John Salvo notes that moving from an Information Age to a Systems Age involves “sensing, collecting, and manipulating data in near real-time with little to no human supervision… the separation between leaders and followers will cease to exist, as the internet democratizes the planet and good information becomes ubiquitous”.

However Boyd makes a good point here – she notes that just because WE now have the power to dictate what is distributed within the public sphere, that does not mean that attention is divided equally. In fact, as I’ve noted in previous blog posts, I’d take it one step further and say in a way attention is even harder to maintain now than maybe 50 years ago. This is because not only do users prefer fast bursts of information, but this explosion in the amount of “publishers” means that it is harder to get your voice heard. Obviously easier access to distribution and the destructuring of mediators makes getting it out there easier, but that’s not equivalent to being heard.

Another point which relates to this that Guillaud discusses through Boyd’s speech is that we choose content that stimulates us, not necessarily content that is informative. She notes the example of Facebook, saying it gives rise to parasocial relations: “on Facebook, you can turn your friends into celebrities, without actually gaining the benefits of social intimacy and bonding.” I think to an extent this is definitely true. For example, I have about 1,100 friends on Facebook, but if I had to count how many I interact with personally and physically regularly it would be about a tenth of that number. Regardless, how I publish and distribute data is affected by all of these 1,100 friends. I think this demonstrates Boyd’s point – that sense of connection that was there before has diminished to an extent. It becomes a way of representing one’s public image, rather than actually building a connective network. Boyd in her blog stated that during her presentation, having tweets projected on the big screen meant that she lost connection with her listeners, who became more invested in their communication with themselves.

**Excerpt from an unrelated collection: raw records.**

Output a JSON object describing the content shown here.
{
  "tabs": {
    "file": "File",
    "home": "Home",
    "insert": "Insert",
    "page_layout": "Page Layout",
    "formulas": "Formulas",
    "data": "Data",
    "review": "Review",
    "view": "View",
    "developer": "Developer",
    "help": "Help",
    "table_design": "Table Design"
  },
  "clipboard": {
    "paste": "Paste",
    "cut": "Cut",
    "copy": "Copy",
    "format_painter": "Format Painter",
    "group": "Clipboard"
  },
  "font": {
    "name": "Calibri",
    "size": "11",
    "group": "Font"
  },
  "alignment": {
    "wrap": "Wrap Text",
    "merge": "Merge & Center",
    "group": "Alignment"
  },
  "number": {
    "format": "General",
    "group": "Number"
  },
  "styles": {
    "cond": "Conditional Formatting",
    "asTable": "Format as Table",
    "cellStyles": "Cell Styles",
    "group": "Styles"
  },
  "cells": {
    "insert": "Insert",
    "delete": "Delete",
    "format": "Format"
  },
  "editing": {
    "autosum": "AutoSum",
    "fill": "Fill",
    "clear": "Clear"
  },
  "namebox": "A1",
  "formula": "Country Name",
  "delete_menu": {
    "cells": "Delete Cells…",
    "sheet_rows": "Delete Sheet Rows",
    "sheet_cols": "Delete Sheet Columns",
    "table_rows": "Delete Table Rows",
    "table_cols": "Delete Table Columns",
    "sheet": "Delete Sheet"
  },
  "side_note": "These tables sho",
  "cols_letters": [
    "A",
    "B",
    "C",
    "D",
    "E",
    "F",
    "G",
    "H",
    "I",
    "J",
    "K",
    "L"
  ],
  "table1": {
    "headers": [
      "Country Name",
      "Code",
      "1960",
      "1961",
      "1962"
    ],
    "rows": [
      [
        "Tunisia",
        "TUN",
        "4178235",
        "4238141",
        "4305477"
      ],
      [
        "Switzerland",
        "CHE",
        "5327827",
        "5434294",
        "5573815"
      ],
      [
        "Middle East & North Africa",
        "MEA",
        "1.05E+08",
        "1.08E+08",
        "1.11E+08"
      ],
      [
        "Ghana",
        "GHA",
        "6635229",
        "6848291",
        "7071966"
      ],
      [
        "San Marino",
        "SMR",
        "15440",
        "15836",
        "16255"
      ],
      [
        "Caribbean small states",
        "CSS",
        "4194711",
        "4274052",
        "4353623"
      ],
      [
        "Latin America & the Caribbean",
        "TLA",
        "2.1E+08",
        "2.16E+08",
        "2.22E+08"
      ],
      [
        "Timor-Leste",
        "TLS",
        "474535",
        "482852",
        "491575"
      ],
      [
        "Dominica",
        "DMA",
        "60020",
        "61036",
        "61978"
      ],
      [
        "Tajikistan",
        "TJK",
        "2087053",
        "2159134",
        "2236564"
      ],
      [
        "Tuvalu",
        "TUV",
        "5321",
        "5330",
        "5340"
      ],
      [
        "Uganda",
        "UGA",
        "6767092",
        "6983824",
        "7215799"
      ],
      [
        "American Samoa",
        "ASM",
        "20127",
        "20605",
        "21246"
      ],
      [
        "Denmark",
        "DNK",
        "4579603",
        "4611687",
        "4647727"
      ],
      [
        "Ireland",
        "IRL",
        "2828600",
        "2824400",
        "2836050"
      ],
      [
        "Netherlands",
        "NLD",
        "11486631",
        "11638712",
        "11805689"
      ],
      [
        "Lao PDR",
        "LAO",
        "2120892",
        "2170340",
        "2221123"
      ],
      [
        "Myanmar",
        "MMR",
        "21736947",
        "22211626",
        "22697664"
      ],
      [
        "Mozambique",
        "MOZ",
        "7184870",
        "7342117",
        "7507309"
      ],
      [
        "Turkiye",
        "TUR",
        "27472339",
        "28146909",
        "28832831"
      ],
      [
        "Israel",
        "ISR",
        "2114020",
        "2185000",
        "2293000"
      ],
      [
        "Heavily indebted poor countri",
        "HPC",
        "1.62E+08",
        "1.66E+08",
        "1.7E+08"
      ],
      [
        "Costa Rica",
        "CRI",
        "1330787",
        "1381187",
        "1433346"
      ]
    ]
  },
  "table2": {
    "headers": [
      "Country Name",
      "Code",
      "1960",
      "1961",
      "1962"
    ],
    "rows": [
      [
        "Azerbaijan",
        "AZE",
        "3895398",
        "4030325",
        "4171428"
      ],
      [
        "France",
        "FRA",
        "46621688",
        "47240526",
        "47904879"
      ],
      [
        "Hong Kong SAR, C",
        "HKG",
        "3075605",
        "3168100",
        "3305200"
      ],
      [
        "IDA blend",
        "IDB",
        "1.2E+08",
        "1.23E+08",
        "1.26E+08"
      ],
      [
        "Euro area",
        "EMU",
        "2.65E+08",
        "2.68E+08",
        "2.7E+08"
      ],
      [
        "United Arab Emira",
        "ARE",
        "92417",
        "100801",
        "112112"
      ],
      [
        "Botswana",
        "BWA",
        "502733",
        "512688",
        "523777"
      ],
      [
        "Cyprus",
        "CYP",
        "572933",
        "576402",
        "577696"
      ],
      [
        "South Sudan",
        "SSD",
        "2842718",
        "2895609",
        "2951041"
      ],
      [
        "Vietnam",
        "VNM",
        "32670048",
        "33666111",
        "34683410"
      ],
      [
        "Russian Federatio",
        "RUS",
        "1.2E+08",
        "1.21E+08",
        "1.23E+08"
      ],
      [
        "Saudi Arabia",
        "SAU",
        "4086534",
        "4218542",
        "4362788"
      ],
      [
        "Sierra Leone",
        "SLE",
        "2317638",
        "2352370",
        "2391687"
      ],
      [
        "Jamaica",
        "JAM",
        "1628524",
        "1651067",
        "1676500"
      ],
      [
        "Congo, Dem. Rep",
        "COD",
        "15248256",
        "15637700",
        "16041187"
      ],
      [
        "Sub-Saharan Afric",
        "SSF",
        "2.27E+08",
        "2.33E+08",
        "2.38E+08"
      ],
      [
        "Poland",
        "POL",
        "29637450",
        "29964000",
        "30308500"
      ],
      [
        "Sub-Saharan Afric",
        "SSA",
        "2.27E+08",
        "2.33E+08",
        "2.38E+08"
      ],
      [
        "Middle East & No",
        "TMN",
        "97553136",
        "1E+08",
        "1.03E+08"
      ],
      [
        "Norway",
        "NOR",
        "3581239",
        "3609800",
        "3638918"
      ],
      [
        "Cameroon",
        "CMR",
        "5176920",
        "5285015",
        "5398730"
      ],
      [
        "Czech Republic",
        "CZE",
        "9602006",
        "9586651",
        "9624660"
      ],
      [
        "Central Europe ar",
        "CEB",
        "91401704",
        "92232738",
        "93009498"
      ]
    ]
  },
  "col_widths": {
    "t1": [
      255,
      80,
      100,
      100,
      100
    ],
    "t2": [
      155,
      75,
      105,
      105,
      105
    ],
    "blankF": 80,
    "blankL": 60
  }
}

Therefore, as Andrew notes, aggregation and distribution are forms of expression; ways of personalisation. YOU dictate your world by choosing what, with whom, and how you engage both digitally and physically. These forms of content/expression then turn into your experience, which you later archive. And this is the neverending circle of publishing!

Visualisation in practice

My last blog post discussed visualisation and its effects, and to complement this here is a visualisation created by Mary, Carrie, Pae and myself:


This is a screenshot of an interactive map highlighting the prevalence of melanoma in Australia compared to other continents. The impact of visualising this data is hopefully to create a persuasive approach in that viewers of the map will have a greater apprehension of the depth of the problem in Australia and be sure to protect themselves from overexposure in the future.